The FDA also received 9,061 reports of robotic malfunctions, resulting in hundreds of patient injuries. These reports included:
- Broken or burnt pieces of instruments falling into patients during surgery: 1,166 reports, contributing to 119 injuries and one death.
- Instrument electrical arcing: 193 injuries involving burned tissues or electrocutions.
- Instruments moving unintentionally: 52 injuries and one death
- Problems with system errors, video, or imaging: 41 injuries and one death
The authors of the study recommended implementing new safety measures:
“Despite widespread adoption of robotic systems for minimally invasive surgery, a non-negligible number of technical difficulties and complications are still being experienced during procedures. Adoption of advanced techniques in design and operation of robotic surgical systems may reduce these preventable incidents in the future.”
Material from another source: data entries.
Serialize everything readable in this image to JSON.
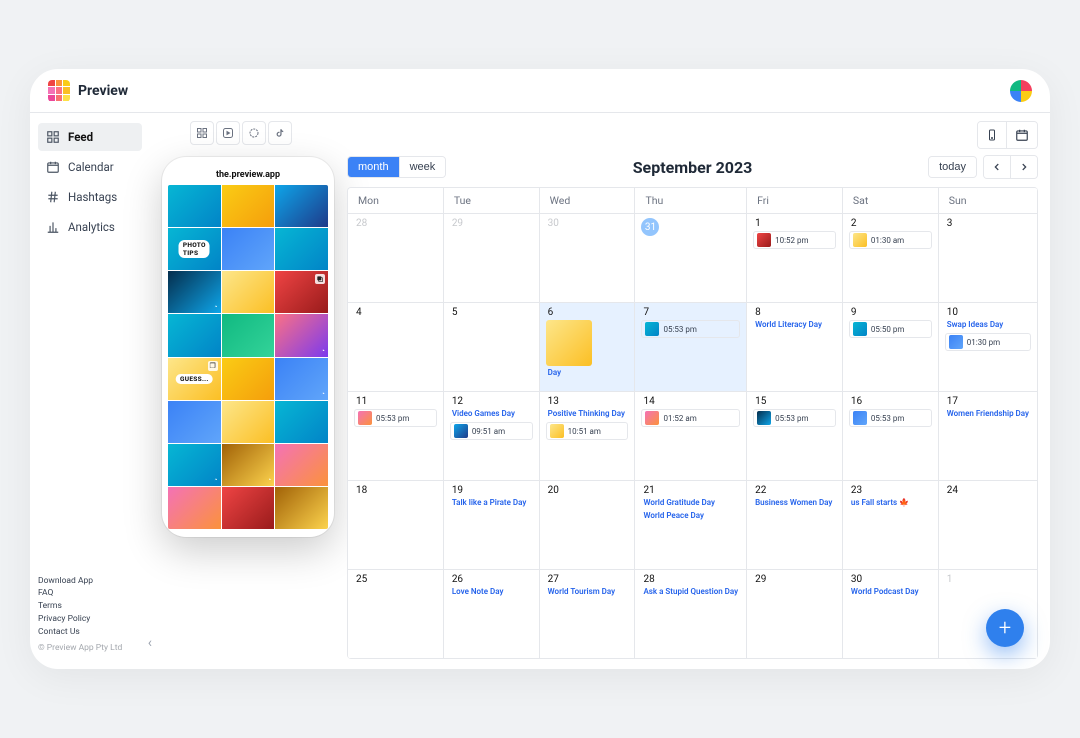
{
  "brand": {
    "name": "Preview"
  },
  "sidebar": {
    "items": [
      {
        "label": "Feed",
        "active": true
      },
      {
        "label": "Calendar",
        "active": false
      },
      {
        "label": "Hashtags",
        "active": false
      },
      {
        "label": "Analytics",
        "active": false
      }
    ]
  },
  "footer": {
    "links": [
      "Download App",
      "FAQ",
      "Terms",
      "Privacy Policy",
      "Contact Us"
    ],
    "copyright": "© Preview App Pty Ltd"
  },
  "phone": {
    "handle": "the.preview.app"
  },
  "ig_badges": {
    "photo_tips": "PHOTO TIPS",
    "guess": "GUESS..."
  },
  "calendar": {
    "title": "September 2023",
    "view": {
      "month": "month",
      "week": "week"
    },
    "today_label": "today",
    "dow": [
      "Mon",
      "Tue",
      "Wed",
      "Thu",
      "Fri",
      "Sat",
      "Sun"
    ]
  },
  "cells": [
    {
      "num": "28",
      "out": true
    },
    {
      "num": "29",
      "out": true
    },
    {
      "num": "30",
      "out": true
    },
    {
      "num": "31",
      "out": true,
      "circle": true
    },
    {
      "num": "1",
      "posts": [
        {
          "time": "10:52 pm",
          "cls": "tF"
        }
      ]
    },
    {
      "num": "2",
      "posts": [
        {
          "time": "01:30 am",
          "cls": "tK"
        }
      ]
    },
    {
      "num": "3"
    },
    {
      "num": "4"
    },
    {
      "num": "5"
    },
    {
      "num": "6",
      "big": "tK",
      "holiday": "Day",
      "sel": true
    },
    {
      "num": "7",
      "posts": [
        {
          "time": "05:53 pm",
          "cls": "tA"
        }
      ],
      "sel": true
    },
    {
      "num": "8",
      "holiday": "World Literacy Day"
    },
    {
      "num": "9",
      "posts": [
        {
          "time": "05:50 pm",
          "cls": "tA"
        }
      ]
    },
    {
      "num": "10",
      "holiday": "Swap Ideas Day",
      "posts": [
        {
          "time": "01:30 pm",
          "cls": "tJ"
        }
      ]
    },
    {
      "num": "11",
      "posts": [
        {
          "time": "05:53 pm",
          "cls": "tG"
        }
      ]
    },
    {
      "num": "12",
      "holiday": "Video Games Day",
      "posts": [
        {
          "time": "09:51 am",
          "cls": "tC"
        }
      ]
    },
    {
      "num": "13",
      "holiday": "Positive Thinking Day",
      "posts": [
        {
          "time": "10:51 am",
          "cls": "tK"
        }
      ]
    },
    {
      "num": "14",
      "posts": [
        {
          "time": "01:52 am",
          "cls": "tG"
        }
      ]
    },
    {
      "num": "15",
      "posts": [
        {
          "time": "05:53 pm",
          "cls": "tH"
        }
      ]
    },
    {
      "num": "16",
      "posts": [
        {
          "time": "05:53 pm",
          "cls": "tJ"
        }
      ]
    },
    {
      "num": "17",
      "holiday": "Women Friendship Day"
    },
    {
      "num": "18"
    },
    {
      "num": "19",
      "holiday": "Talk like a Pirate Day"
    },
    {
      "num": "20"
    },
    {
      "num": "21",
      "holiday": "World Gratitude Day",
      "holiday2": "World Peace Day"
    },
    {
      "num": "22",
      "holiday": "Business Women Day"
    },
    {
      "num": "23",
      "holiday": "us Fall starts 🍁"
    },
    {
      "num": "24"
    },
    {
      "num": "25"
    },
    {
      "num": "26",
      "holiday": "Love Note Day"
    },
    {
      "num": "27",
      "holiday": "World Tourism Day"
    },
    {
      "num": "28",
      "holiday": "Ask a Stupid Question Day"
    },
    {
      "num": "29"
    },
    {
      "num": "30",
      "holiday": "World Podcast Day"
    },
    {
      "num": "1",
      "out": true
    }
  ]
}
Robotic surgery is extremely expensive, has a steep learning curve, and introduces new risks in addition to the normal risks associated with surgery.
The percentage of robotic-assisted hysterectomies skyrocketed from 0.5% to nearly 10% between 2010 and 2013, but studies have not shown that they improve patient outcomes compared to existing minimally-invasive alternatives. In 2013, the American College of Obstetrics and Gynecology warned that “aggressive direct-to-consumer marketing of the latest medical technologies may mislead the public into believing that they are the best choice.”